Rai401k Posted December 11, 2014 Posted December 11, 2014 We have a client that has an adopting employer. The adopting employer will cease participation in the plan as of 12.31.2014. (Ownership will changed and no longer a controlled group). The current plan is a definite safe harbor plan (3%) however the adopting employer does not want to fund it for their employees for 2014. What are the repercussions for the plan if the adopting employer does not fund the safe harbor for their employees. Even though the employer/plan sponsor will be funding it for their employees, it still puts the plan in jeopardy. Has anyone had this situation? The adopting employer doesn't seem to care that the plan will be in jeopardy since they are going to be spinning off on to another plan starting 1/1/2015. Also because they have no association with the current employer going forward.
BG5150 Posted December 11, 2014 Posted December 11, 2014 And qualification defects affect ALL adopters. Of which this company was one. QKA, QPA, CPC, ERPATwo wrongs don't make a right, but three rights make a left.

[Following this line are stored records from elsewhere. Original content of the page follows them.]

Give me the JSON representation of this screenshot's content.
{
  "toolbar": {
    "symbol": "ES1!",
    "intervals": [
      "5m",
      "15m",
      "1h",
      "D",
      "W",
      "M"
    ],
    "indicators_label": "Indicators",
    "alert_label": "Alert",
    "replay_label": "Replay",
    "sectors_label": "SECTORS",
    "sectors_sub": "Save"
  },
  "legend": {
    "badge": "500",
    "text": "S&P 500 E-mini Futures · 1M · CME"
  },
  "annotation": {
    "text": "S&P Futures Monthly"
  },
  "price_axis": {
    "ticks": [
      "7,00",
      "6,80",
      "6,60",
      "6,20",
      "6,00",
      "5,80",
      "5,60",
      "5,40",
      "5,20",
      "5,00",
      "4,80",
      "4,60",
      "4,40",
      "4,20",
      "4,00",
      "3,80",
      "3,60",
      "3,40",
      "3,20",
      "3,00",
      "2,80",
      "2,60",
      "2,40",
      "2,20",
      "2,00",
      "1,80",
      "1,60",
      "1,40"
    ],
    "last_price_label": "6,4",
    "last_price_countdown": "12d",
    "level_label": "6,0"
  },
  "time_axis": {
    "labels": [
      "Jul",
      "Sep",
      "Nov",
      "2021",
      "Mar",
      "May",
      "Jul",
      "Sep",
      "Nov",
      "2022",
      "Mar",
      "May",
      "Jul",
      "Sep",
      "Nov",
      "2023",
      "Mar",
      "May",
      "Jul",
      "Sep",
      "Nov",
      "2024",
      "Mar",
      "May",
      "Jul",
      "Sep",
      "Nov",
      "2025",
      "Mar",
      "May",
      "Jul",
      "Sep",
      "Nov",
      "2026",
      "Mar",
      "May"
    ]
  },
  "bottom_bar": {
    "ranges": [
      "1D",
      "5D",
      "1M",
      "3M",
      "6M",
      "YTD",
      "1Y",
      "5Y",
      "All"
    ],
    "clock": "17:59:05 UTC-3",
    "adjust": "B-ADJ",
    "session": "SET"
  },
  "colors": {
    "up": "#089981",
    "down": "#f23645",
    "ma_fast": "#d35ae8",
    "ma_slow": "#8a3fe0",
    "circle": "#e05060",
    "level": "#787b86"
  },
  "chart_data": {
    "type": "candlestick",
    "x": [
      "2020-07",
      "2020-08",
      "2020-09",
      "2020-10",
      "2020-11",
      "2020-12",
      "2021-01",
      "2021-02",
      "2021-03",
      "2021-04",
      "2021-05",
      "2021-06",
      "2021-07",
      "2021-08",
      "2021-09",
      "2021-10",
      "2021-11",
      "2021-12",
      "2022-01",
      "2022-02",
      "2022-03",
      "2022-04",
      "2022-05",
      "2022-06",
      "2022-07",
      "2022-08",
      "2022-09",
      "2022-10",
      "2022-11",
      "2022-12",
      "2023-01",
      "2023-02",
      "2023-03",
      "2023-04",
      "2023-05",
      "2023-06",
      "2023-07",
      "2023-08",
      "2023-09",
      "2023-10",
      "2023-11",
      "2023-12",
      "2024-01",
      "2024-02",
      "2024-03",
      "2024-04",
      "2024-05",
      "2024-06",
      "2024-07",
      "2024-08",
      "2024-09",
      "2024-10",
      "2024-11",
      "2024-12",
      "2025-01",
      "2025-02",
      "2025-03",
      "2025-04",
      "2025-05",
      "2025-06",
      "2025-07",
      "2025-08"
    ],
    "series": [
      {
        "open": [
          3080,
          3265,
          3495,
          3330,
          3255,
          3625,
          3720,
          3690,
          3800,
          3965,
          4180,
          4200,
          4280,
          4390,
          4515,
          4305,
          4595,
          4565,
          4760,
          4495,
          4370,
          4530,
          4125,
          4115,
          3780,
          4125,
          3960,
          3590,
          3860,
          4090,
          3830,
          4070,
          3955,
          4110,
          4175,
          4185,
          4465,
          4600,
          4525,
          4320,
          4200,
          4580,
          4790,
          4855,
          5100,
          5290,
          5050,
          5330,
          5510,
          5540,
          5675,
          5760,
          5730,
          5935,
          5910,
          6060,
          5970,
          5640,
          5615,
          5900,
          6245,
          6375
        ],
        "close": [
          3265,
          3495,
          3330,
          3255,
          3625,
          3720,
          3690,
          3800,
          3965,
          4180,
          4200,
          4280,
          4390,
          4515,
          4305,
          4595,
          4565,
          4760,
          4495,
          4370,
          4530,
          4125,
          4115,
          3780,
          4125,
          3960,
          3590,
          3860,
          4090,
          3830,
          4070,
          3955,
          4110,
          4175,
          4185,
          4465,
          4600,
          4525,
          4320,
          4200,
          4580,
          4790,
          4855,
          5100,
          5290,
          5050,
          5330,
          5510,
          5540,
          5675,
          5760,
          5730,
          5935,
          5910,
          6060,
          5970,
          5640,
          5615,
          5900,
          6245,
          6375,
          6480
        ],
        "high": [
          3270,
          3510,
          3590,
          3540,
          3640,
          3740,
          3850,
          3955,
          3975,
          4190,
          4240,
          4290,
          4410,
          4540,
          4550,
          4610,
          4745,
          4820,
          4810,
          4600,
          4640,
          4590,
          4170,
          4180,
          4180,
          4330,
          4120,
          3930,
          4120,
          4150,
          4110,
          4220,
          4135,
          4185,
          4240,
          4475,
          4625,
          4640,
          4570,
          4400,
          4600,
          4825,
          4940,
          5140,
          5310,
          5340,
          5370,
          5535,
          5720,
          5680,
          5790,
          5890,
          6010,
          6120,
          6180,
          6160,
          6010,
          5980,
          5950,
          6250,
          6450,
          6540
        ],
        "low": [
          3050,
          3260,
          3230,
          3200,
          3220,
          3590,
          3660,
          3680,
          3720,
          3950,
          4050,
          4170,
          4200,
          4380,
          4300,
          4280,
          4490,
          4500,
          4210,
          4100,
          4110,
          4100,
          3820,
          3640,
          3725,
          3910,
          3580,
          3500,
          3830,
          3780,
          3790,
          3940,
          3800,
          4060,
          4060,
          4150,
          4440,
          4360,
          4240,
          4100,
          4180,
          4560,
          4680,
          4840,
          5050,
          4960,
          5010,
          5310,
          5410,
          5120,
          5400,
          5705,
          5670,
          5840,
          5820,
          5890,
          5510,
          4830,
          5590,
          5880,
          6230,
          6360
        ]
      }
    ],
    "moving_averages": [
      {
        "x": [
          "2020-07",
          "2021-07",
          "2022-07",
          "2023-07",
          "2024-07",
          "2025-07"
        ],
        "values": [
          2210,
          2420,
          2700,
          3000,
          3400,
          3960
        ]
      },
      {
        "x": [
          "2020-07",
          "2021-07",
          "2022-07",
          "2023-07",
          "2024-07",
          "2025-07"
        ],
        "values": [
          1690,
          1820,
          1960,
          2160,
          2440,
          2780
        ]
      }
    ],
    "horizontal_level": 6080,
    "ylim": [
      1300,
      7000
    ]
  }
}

Lou S. Posted December 11, 2014 Posted December 11, 2014 Oh and it will probably taint the plan they are spinning off to as well.
Rai401k Posted December 11, 2014 Author Posted December 11, 2014 Thank you, this is what we have been telling them but they don't seem to get it. I agree that the spin off plan is starting off on the wrong foot. Thanks!
BG5150 Posted December 11, 2014 Posted December 11, 2014 Does the sponsor have any legal recourse to force the adopting ER to pay the SH? QKA, QPA, CPC, ERPATwo wrongs don't make a right, but three rights make a left.